Ладно, сидим в кафе. Разъяренный официант приносит мне воду. Начинает злиться еще больше, когда Марк заказывает немецкое пиво. Да-да, немецкое, именно немецкое, потому что он пьет только немецкое. Ева с хищным выражением лица объясняет, что немецкое он не имеет права заказывать, так как обязан (опять обязан!) пить "пиво дня". То, которое и она сама вот-вот начнет потягивать. Только его, а не какое другое, хоть здесь и написано, что есть разное.

Марк посылает всех к черту, но получает то, что хотел. Ева берет газету, разворачивает ее и углубляется в какую-то заинтересовавшую ее статью. Молча сидим за столом, каждый со своим излюбленным напитком. Я – с водой. Марк – с немецким пивом. Римма – за чашечкой кофе. Ева… Ева за "пивом дня". Мировой катастрофы, кажется, не случилось… А терпения больше нет.

– Я должна идти, – объявляет Ева, одолев захватывающую дыхание статью. – Всего хорошего.
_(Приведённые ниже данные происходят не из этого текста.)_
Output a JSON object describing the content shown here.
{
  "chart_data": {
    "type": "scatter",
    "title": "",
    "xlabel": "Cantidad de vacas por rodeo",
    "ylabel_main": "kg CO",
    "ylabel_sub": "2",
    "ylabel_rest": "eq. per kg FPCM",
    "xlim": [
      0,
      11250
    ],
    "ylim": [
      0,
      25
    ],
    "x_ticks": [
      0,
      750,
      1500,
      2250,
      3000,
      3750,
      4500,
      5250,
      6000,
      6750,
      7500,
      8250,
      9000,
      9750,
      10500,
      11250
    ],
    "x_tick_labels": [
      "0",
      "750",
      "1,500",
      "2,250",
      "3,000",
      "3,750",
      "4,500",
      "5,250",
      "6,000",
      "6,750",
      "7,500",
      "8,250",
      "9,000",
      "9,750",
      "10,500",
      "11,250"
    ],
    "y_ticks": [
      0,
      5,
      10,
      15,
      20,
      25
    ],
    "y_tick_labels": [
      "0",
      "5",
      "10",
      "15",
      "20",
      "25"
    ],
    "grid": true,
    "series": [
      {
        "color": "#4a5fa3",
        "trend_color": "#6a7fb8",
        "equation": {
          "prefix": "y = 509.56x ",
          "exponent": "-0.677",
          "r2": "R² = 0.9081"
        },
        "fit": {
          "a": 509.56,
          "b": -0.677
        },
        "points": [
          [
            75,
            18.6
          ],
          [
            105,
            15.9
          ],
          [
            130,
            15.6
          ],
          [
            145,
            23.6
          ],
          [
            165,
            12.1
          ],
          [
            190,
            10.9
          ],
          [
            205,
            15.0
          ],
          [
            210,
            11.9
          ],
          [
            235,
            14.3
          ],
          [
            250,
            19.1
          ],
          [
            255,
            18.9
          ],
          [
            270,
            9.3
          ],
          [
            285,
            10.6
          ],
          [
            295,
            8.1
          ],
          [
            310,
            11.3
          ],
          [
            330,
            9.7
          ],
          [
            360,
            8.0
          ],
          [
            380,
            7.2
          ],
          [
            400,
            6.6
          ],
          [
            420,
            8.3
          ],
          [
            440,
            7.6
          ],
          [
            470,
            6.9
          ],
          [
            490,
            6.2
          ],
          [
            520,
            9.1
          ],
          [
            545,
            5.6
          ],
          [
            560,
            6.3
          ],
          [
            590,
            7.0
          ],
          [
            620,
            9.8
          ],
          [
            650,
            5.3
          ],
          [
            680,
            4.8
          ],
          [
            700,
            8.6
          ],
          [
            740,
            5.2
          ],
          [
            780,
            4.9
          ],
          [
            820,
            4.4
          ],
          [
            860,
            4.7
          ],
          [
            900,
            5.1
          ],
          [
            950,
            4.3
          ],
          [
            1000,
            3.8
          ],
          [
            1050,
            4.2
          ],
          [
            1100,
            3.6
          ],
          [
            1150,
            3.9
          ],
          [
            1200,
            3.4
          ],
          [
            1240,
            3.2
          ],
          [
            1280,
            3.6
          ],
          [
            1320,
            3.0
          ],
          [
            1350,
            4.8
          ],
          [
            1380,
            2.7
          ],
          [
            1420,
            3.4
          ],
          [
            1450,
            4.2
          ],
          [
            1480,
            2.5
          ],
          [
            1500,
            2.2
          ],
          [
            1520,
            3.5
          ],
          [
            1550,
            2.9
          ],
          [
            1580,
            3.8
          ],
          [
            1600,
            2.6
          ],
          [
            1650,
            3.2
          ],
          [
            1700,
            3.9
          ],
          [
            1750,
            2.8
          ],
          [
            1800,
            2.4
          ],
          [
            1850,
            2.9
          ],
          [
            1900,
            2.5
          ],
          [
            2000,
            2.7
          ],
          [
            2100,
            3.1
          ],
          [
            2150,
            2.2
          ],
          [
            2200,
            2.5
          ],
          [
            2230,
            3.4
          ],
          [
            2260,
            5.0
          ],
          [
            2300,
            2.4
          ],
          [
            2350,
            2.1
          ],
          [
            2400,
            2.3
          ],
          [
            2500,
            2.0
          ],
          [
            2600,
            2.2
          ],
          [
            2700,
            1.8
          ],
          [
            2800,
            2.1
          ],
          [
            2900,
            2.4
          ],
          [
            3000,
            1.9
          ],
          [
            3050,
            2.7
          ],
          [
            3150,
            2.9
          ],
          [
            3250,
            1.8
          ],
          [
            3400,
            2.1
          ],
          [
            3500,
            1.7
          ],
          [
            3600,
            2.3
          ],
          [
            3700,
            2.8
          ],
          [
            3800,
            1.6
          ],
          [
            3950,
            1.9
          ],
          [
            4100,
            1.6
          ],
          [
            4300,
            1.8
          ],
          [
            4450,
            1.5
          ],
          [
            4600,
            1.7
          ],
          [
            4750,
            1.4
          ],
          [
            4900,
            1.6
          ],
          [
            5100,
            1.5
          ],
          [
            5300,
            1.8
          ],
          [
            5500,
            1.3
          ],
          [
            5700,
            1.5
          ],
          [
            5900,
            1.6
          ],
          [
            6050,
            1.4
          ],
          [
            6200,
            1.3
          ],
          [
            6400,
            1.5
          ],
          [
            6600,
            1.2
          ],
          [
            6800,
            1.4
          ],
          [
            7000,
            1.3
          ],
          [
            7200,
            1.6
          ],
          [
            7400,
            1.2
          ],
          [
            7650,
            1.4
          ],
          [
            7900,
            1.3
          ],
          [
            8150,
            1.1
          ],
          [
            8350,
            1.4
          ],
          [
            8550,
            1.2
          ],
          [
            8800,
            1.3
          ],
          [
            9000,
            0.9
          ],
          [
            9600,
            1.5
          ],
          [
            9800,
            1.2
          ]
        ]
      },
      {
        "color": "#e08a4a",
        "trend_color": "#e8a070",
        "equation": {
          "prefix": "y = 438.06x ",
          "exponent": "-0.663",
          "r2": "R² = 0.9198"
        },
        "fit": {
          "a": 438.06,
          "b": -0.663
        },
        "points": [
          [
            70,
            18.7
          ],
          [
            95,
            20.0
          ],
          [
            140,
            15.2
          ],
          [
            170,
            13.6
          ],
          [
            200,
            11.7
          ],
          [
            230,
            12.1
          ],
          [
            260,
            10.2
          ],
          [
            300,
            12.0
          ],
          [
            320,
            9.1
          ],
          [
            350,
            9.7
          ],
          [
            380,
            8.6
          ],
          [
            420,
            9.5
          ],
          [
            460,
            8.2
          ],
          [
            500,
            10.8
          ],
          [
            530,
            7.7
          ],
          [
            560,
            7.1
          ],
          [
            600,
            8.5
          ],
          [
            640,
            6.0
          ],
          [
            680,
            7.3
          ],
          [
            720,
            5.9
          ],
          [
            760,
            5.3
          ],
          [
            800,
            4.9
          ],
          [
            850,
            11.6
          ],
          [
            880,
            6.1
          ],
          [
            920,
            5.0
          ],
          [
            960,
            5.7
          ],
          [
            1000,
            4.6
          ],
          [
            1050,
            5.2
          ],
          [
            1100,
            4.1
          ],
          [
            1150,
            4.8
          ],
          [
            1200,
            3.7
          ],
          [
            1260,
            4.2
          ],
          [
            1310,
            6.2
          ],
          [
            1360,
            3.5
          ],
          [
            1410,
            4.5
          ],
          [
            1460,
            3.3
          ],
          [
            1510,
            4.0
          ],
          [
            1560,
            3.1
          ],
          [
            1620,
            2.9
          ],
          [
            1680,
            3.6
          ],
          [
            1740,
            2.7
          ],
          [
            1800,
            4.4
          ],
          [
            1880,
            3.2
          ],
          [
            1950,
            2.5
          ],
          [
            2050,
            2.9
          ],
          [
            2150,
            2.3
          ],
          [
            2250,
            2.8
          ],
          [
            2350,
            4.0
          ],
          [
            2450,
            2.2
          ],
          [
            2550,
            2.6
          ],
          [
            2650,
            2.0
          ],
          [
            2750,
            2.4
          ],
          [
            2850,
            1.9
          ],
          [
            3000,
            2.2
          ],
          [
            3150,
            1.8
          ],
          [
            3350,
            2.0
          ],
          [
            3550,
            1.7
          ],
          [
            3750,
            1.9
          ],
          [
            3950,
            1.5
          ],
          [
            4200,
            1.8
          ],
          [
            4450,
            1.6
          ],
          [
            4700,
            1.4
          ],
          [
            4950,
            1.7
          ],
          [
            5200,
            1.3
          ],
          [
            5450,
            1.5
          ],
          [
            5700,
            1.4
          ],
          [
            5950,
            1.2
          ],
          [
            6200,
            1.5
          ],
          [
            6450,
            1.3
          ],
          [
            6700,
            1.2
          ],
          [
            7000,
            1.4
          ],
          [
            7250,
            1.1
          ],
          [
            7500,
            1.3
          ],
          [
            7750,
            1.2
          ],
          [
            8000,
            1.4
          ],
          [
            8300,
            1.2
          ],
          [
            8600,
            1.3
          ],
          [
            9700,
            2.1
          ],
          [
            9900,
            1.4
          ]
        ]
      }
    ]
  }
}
Она исчезает за стеклом кафе, а мы сидим и молчим, словно нас дубиной по голове треснули. Виноватых нет. Никогда не бывает виноватых.

– Если сейчас не махну бутылку вина, умру, – говорю я Марку.

– Я тоже.

– И я бы с удовольствием выпила, – произносит Римма, на несколько часов записавшаяся в орден молчальников и только недавно его покинувшая.

Протискиваемся сквозь толпу на улице Искусств. Люди почему-то веселые в этот вечер, в приподнятом, праздничном настроении. Арабы дают нам вина. Его сколько хочешь. И всегда. Хватаем вино и идем к Сене. Спускаемся к реке по ступенькам, которые воняют мочой представителей самых разных народов и вероисповеданий. Благодаря провидению не влезаю в кучу говна. На этот раз человеческого.

Мимо плывут корабли, освещенные и вспышками фотоаппаратов освещающие нас. Нас – жадно пьющих, жадно курящих и довольных.

Все у нас есть. Вино растворило дневной осадок. Ева уже не кажется такой жадной, как раньше. Мир исправляется. Парижане добреют. Теперь они уже любезны, дружелюбны и открыты мне, нам всем, тем, которым ничего от них не нужно, не нужен даже их город со всеми "напитками дня", кулинарной культурой, недовольными выражениями лиц. Хорошо быть в этом городе. Стоит того. Особенно, когда ты совершенно пьян, еле ворочаешь языком и сказать можешь не больше, чем окружающие. Тогда все прекрасно. Все хорошо. Удивительно!

– Завтра выберем другое место. Там опять будем пить. И опять нам будет хорошо. И опять все у нас будет, – говорю я; пора подниматься, потому что скоро уйдет последний поезд метро. – Так мы и сделаем.

Уже несколько дней меня атакует Жан. Телефонный провод просто раскалился от его звонков. Не понимаю, чего он хочет. Ясно одно: сгорает от желания наведаться сюда. Очень туманно объясняет, что у Даниэля лежат какие-то нужные ему бумаги. Какие могут быть нужные бумаги, если у него образования всего четыре класса провинциальной школы! Требует, чтобы я оставил ему ключи, а уж он сам знает, что и где положено. Я совсем не жажду предлагаемой им дружбы. Отговариваюсь, и пока что успешно. Говорю с ним и просто вижу, как он вращает этими своими глазами, строит гримасы, нервно барабанит пальцами.

– Я еду, – говорит он мне.

– Меня не будет дома.

– Оставь ключи у соседа.

– Уехал.

– Приеду через десять минут.

– Я выхожу через пять.

Примерно так звучит наш разговор.

Даниэль рассказывал: Жан, пока Даниэля не было дома, по полчаса разговаривал с австралийскими кенгуру и тасманскими волками и оставил астрономический счет, который позднее оплатил хозяин квартиры. Такая перспектива меня совсем не прельщает.